In summary, our results of the physicochemical parameters, as well as the multivariate analysis on the composition and structure of protozoans, showed a clear influence of anthropogenic disturbances in this part of the Nile River. Qualitative and quantitative analysis results have shed important light on the spatial and seasonal changes in Protozoa species diversity, abundance, and biomass. The patterns of Protozoa communities were significantly correlated with certain water quality parameter changes, especially the combination of TDS, PO4, NH3, NO2, DO, BOD, and TOC. The water quality parameters can be inferred by the presence of specifically identified protozoan species, suggesting the use of the bacterivorous ciliates Colpidium campylumGlaucoma scintillan, and Vorticella convallaria as indicators of organic pollution, while Strobilidium spiralis and Stylonychia pustulata appear to reflect cleaner water.
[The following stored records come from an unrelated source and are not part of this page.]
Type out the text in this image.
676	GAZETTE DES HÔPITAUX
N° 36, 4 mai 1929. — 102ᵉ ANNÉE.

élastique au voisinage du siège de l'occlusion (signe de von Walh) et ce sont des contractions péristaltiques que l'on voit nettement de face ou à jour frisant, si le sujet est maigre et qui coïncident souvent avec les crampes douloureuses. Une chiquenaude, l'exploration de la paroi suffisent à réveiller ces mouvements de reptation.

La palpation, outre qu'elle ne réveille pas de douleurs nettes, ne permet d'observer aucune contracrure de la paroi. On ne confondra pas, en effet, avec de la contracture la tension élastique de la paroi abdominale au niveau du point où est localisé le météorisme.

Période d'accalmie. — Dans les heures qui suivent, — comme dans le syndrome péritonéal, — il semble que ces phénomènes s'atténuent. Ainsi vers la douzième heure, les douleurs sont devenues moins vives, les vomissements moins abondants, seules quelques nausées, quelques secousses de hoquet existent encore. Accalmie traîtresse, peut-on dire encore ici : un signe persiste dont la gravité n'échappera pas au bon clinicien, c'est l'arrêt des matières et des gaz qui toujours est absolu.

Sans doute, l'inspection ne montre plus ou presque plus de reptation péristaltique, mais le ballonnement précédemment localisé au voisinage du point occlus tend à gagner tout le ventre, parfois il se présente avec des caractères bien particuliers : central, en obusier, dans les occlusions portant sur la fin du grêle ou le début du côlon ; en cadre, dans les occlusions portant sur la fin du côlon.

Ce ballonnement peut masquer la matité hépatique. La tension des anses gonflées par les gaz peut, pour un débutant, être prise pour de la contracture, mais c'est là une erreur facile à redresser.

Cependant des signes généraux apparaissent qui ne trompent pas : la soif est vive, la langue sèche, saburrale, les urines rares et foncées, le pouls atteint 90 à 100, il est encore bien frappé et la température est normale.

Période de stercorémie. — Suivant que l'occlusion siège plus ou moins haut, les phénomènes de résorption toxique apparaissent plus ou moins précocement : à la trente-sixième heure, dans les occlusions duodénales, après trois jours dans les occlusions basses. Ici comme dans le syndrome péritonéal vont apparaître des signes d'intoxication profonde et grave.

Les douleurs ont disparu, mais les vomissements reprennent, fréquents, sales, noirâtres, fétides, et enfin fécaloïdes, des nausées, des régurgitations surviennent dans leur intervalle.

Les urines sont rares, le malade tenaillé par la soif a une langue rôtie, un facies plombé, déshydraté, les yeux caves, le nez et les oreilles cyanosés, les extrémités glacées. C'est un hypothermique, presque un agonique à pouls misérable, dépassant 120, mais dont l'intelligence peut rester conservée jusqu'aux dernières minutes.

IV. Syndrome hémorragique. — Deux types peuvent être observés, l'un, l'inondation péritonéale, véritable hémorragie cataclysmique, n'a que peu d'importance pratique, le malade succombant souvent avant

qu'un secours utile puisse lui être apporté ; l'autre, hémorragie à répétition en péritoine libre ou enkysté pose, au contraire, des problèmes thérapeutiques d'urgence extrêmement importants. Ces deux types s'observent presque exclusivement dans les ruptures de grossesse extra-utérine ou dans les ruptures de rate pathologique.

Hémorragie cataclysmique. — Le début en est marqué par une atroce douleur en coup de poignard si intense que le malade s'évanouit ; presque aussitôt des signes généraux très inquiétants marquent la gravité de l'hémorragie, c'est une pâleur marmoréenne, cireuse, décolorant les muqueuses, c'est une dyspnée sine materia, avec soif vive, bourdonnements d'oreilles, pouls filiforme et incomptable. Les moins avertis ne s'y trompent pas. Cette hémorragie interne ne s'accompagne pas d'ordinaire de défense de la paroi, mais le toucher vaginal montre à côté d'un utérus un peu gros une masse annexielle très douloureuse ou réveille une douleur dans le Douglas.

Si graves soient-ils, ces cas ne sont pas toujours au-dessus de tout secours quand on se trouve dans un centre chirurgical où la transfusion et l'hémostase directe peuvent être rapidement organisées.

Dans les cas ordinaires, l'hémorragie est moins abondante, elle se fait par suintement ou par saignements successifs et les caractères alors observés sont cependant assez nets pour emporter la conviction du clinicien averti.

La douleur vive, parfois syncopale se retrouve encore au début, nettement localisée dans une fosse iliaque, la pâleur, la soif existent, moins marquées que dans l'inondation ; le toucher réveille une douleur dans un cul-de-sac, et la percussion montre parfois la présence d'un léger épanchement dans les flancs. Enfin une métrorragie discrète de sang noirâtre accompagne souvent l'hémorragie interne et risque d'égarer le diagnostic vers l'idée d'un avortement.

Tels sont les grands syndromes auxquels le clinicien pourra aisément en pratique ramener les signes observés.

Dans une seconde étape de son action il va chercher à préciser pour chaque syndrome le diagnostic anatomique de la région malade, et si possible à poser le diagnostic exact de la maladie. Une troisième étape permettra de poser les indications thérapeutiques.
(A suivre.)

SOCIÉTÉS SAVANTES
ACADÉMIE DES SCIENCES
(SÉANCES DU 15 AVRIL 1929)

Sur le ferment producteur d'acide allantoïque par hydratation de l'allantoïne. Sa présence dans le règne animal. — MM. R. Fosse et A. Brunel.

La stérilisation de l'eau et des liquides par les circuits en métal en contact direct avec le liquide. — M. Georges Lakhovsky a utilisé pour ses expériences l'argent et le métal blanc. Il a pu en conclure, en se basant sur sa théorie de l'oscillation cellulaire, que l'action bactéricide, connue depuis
Ameobozoa species such as Centropyxis aculeata and Amoeba villosa can be used to indicate environments exposed to agricultural runoffs. The disappearance of the dominant Heliozoa species Acanthocystis turfacea can infer pollution induced by municipal drains. In addition, saprobic evaluations showed β- Mesosaprobic to α- mesosaprobic conditions at all sites except site VI, which showed an α-Mesosaprobic environment, revealing its higher organic pollution. These findings suggested that Protozoa can be employed as bioindicators in riverine waters affected by different degrees of pollution through their sensitivity to environmental parameters and contaminants.